LucasAlegre / sumo-rl

Reinforcement Learning environments for Traffic Signal Control with SUMO. Compatible with Gymnasium, PettingZoo, and popular RL libraries.
https://lucasalegre.github.io/sumo-rl
MIT License
746 stars 201 forks source link

Clarification on TLS phases #135

Closed smarianimore closed 1 year ago

smarianimore commented 1 year ago

Dear @LucasAlegre , everybody, I'm having a hard time understanding exactly how the library works regarding a few parameters, to debug why I'm getting bad performances with Q-learning.

In particular (I'll add more context later if needed, bear with me):

Briefly, the context is that I want to compare Q-learning with fixed phases (as default in SUMO, for instance), but I'm having a hard time debugging RL and understanding how exactly green phases work...

As a last bit of info, also in SUMO .xml config file there is a param to set the duration of the green phase...how does it fit the picture above?

LucasAlegre commented 1 year ago

Hi!

Dear @LucasAlegre , everybody, I'm having a hard time understanding exactly how the library works regarding a few parameters, to debug why I'm getting bad performances with Q-learning.

In particular (I'll add more context later if needed, bear with me):

  • what exactly is delta_time? I understood it is the time interval at which learning traffic lights (TL henceforth) have the chance to do an action (i.e. change the green phase configuration of traffic lights), that is, every delta_time agents act in the environment

That is correct.

  • what exactly is min_green? I understood it is a both a boolean and discrete variable (?) stating whether a minimum of seconds have passed since the start of the last green phase configuration acted. How it is used in learning, though?

The agent is not allowed to change phase if the current phase is active for less than min_green seconds. If it tries to change the phase, the action will have no effect. Because this information is important to the agent, in the agent observations there is a binary variable that indicates whether min_green seconds have elapsed or not.

  • what exactly is Phase.duration? I found that this param is hard-coded as 60 (seconds?), and no way to change it as a configuration. Does it mean the green phase always lasts 60 seconds? What is its relationship with param min_green and the following 3 other params below?

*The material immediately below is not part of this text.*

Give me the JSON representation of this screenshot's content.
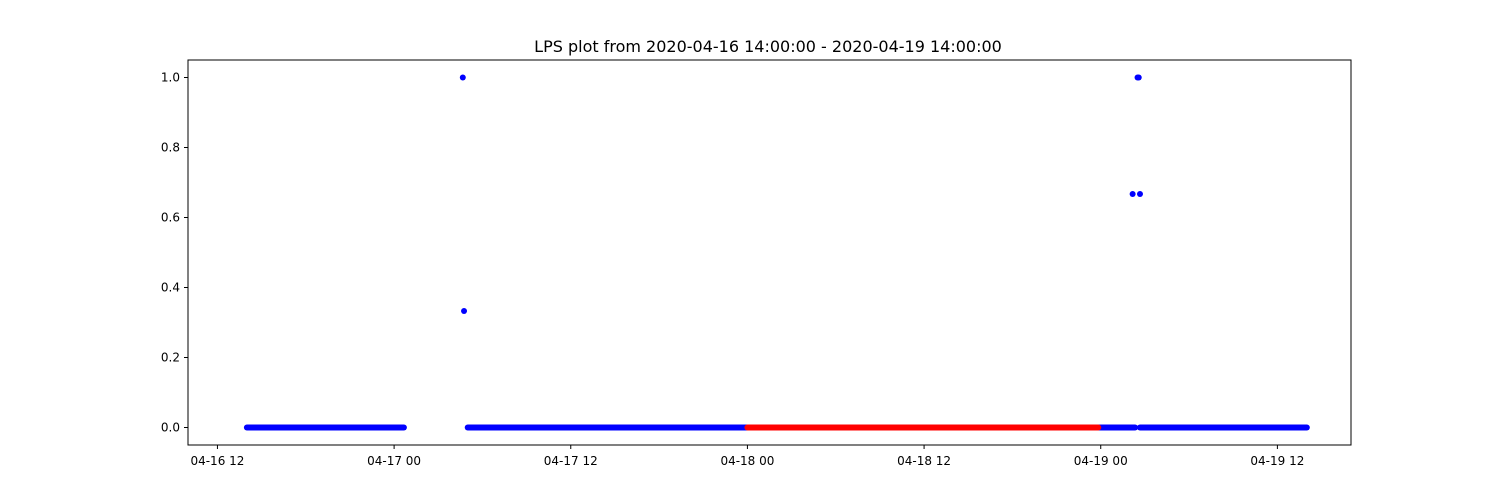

This is done because Traci requires a value to be passed when creating a phase. This 60 seconds value is not used anywhere, and has not impact.

  • what exactly are Phase.min_duration and Phase.max_duration? Can the learning process also learn how the green phase should last between these two extremes? What is their relationships with param min_green?

These variables have no influence. The only constraint is that the phase will last more than min_green seconds. The agent can learn to active phase for min_green seconds, or min_green + delta_time, or min_green + 2delta_time, min_green + ndelta_time, ...

Briefly, the context is that I want to compare Q-learning with fixed phases (as default in SUMO, for instance), but I'm having a hard time debugging RL and understanding how exactly green phases work...

As a last bit of info, also in SUMO .xml config file there is a param to set the duration of the green phase...how does it fit the picture above?

SUMO-RL does not use the XML config file, so this is ignored.

smarianimore commented 1 year ago

many thanks for your kind and thorough explanation